Timika, Torangbisa.com – Kejaksaan Negeri (Kejari) Mimika masih menunggu hasil penghitungan pihak Badan Pengawasan Keuangan dan Pembangunan (BPKP) terkait dugaan korupsi proyek pembukaan lahan seluas 150 hektare milik Dinas Tanaman Pangan, Hortikultura, dan Perkebunan (DTPHP) Kabupaten Mimika Tahun Anggaran 2024 senilai Rp22,5 miliar ke tahap audit kerugian negara.
Kepala Kejaksaan Negeri (Kajari) Mimika, Dr. I Putu Eka Suyantha, mengatakan proses penghitungan potensi kerugian negara terkait persoalan lahan masih dilakukan.
Hal itu disampaikan I Putu Eka Suyantha saat diwawancarai awak media di Pusat Pemerintahan Kabupaten Mimika, Senin (17/8/2026).
Ia menjelaskan, pihaknya telah berkoordinasi dengan Badan Pengawasan Keuangan dan Pembangunan (BPKP) terkait proses penghitungan tersebut.

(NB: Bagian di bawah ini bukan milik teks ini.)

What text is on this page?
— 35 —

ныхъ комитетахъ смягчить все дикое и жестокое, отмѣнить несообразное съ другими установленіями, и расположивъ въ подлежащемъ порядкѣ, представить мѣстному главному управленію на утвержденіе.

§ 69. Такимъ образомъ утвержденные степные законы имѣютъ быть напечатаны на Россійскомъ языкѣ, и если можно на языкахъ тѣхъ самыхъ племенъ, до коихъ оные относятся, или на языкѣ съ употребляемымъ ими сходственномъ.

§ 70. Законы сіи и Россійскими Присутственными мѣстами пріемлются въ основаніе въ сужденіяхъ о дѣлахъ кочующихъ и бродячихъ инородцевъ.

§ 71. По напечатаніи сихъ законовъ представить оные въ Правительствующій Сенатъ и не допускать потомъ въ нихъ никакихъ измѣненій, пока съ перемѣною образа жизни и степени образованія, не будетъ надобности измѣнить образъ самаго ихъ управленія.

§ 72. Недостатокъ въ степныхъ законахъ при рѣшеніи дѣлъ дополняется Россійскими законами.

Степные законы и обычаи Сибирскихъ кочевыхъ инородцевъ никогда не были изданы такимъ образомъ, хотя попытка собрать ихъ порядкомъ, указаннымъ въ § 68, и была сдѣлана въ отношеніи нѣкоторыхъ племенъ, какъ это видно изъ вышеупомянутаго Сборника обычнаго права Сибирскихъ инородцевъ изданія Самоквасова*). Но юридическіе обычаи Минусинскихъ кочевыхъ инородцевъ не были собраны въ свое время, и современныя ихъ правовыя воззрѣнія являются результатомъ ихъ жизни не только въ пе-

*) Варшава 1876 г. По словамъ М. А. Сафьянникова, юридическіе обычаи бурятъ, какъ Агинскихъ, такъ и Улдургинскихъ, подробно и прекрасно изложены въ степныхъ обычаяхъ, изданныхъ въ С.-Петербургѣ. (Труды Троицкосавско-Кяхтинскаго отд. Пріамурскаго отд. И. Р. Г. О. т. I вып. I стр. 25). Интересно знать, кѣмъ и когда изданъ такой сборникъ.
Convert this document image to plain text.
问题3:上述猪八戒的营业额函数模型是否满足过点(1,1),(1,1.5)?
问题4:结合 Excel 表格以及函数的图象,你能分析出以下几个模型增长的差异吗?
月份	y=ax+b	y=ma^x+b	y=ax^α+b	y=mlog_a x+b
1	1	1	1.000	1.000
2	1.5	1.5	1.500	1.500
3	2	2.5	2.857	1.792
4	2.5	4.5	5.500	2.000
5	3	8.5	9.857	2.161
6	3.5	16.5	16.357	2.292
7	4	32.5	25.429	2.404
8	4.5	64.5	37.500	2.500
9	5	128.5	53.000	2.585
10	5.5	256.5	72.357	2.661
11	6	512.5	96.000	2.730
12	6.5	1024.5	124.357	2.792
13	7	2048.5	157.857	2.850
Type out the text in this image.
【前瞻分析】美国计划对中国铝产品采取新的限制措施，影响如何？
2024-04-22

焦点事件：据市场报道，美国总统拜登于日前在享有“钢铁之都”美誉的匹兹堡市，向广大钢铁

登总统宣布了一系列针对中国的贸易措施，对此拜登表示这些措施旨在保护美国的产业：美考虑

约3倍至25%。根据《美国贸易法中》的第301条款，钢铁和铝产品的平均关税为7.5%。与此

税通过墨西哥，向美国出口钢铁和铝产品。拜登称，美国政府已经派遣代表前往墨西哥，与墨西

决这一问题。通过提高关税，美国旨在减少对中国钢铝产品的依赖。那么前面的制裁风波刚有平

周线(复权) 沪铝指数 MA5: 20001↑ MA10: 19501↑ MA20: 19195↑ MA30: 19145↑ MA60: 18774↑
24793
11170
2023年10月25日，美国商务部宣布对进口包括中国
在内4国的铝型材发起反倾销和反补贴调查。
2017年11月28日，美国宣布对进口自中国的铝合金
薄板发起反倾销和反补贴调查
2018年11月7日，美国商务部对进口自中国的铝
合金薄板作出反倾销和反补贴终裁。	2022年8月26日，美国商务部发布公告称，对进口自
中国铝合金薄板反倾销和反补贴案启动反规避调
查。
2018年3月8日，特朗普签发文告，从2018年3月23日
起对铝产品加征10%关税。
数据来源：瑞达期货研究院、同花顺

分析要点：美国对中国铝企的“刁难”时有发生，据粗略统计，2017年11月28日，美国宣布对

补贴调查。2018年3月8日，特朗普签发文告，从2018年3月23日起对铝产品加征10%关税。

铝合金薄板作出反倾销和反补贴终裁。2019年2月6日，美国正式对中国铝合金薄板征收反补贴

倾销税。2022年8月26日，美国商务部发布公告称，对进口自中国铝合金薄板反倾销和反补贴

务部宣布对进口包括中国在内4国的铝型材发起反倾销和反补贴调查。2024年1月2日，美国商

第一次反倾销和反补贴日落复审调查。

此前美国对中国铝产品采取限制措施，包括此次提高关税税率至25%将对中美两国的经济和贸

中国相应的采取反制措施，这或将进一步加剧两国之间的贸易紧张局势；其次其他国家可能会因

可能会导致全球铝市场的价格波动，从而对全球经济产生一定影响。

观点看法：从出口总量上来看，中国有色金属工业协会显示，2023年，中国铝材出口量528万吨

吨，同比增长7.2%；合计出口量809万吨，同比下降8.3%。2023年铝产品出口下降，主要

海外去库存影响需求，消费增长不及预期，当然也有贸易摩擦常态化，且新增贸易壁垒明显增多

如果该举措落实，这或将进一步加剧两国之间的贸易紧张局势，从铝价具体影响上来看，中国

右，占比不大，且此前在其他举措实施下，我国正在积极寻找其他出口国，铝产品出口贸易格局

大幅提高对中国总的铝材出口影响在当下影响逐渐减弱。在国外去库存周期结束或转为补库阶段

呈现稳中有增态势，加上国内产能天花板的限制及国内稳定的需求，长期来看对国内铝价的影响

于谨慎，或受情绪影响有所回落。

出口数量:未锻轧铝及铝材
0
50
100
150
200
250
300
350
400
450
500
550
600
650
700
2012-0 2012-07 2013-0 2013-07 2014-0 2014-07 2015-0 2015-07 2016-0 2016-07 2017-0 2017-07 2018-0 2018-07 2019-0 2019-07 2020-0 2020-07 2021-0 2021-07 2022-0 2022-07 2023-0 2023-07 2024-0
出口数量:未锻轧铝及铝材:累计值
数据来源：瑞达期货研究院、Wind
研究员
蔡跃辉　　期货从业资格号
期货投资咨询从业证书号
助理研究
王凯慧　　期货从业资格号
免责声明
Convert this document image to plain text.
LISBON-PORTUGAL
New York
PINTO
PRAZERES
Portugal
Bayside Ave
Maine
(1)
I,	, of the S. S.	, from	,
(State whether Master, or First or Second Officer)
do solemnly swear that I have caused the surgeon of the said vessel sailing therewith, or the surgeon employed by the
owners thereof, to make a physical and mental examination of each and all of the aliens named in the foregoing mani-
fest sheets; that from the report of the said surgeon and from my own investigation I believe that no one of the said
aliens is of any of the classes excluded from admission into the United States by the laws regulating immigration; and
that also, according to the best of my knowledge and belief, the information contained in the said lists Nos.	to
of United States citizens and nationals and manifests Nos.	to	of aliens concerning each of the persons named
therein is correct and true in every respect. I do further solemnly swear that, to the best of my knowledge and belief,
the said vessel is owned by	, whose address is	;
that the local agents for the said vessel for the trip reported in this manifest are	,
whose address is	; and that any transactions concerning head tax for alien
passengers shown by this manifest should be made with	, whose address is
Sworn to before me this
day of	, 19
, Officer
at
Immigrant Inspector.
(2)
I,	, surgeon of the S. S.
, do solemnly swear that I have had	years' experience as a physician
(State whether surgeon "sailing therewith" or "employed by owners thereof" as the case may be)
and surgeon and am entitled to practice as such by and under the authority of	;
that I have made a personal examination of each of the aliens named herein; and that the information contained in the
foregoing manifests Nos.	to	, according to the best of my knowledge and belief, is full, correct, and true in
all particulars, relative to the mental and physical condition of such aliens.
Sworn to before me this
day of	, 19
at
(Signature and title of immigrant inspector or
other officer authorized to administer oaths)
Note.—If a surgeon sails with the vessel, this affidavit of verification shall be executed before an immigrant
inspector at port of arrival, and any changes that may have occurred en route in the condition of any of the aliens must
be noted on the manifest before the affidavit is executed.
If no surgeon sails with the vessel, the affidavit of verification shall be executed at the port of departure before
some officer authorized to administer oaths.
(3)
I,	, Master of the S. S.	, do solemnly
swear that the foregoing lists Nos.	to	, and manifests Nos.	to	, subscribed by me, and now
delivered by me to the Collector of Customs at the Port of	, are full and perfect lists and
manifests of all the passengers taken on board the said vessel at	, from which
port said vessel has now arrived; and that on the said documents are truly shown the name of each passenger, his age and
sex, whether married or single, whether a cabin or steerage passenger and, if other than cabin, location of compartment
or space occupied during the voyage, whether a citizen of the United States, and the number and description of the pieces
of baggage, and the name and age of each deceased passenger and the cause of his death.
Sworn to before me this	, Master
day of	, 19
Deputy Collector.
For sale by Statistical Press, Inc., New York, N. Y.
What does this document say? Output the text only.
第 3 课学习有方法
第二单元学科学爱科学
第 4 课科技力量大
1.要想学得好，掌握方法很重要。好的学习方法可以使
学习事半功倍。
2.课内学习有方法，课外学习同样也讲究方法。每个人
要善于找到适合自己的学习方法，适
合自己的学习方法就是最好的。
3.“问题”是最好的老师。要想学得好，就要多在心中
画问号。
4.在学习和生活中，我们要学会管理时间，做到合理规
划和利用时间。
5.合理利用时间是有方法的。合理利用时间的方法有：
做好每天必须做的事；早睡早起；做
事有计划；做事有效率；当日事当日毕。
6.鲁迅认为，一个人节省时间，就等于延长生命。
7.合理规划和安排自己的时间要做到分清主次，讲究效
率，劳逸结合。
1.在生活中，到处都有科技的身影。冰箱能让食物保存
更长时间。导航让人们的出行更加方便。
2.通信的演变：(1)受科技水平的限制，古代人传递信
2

Menurutnya, Kejaksaan masih menunggu hasil perhitungan untuk memastikan ada atau tidaknya kerugian negara.
“Sampai sekarang kita juga belum pastikan itu benar-benar positif. Nanti setelah perhitungan baru kita buka,” ujarnya.
Ia menegaskan, apabila hasil perhitungan nantinya menunjukkan adanya kerugian negara, pihak yang bertanggung jawab atas timbulnya kerugian tersebut akan ditindaklanjuti sesuai ketentuan hukum.
“Setelah nanti ada hasil perhitungan, siapa yang bertanggung jawab pasti sudah ada target, siapa yang akan bertanggung jawab,” katanya.
Terkait jumlah lahan yang masuk dalam proses penelusuran, Kajari Mimika menyebut jumlahnya sudah mencapai puluhan.
Namun, rincian jumlah dan nilai kerugian negara belum dapat dipastikan karena proses penghitungan masih berjalan.